Roe v. Wade and Associated Rights

Mina

Verified User
CNN has a good article here dealing with Alito's attempt to distinguish the court's ending the right to an abortion from other rights that were supported by similar Constitutional reasoning:

https://www.cnn.com/2022/05/04/politics/roe-alito-obergefell-loving/index.html

If the Constitution doesn't prevent a state from outlawing abortion, then how does it prevent them from outlawing contraception or gay marriage? Striking down Roe is done based on the idea that the Constitution doesn't expressly say that states can't outlaw abortion, and without an express statement, then the earlier high court shouldn't have "found" a right to an abortion to be implicitly granted by other language in the Constitution. The same reasoning could be used to give states the right to outlaw those other things that are grounded in privacy rights and the fourteenth amendment, as well. The Constitution doesn't expressly say you've got a right to marry someone of the same sex, or that the states cannot outlaw that, for example.
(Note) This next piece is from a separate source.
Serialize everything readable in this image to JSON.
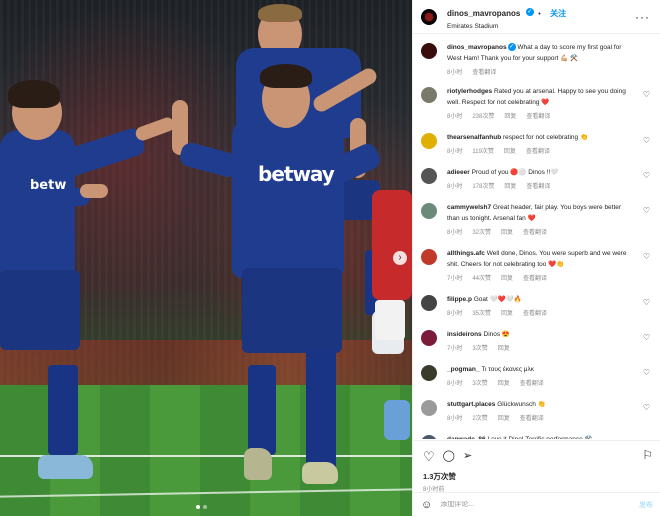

Alito tries to distinguish it by saying that those others don't involve the creation of a potential life. However, that's basically just a clunky bit of ad hoc verbiage similar -- a description, not reasoning. You could overturn any right with such verbiage, by distinguishing it from every other case merely by describing it (e.g., outlaw interracial marriage and say that other things don't involve people marrying someone of another race).

What has me even more worried, though, is the idea the court could use the fourteenth amendment in exactly the opposite way. Recently, conservative judges have shown a willingness to adopt radically broad readings of the fourteenth amendment in order to accomplish their political goals. They created a one-off rule in Bush v. Gore that said a particular state wasn't allowed to administer its recount a certain way because (notwithstanding all of history and precedent) that would run afoul of the fourteenth amendment. That's how they appointed Bush president. In McDonald v. Chicago, they radically reinterpreted the fourteenth amendment so that, for the first time in American history, federal judges could veto state gun regs. So, what's to prevent them from doing the same here, as a next step? In other words, what prevents them from saying that the 14th amendment requires states to treat aborted fetuses as murder victims, since the 14th amendment says states can't deny any person the equal protection of the law?

With the high court conservatives getting in the habit of using the 14th amendment to legislate from the bench, what could stop them from making abortion illegal in every state?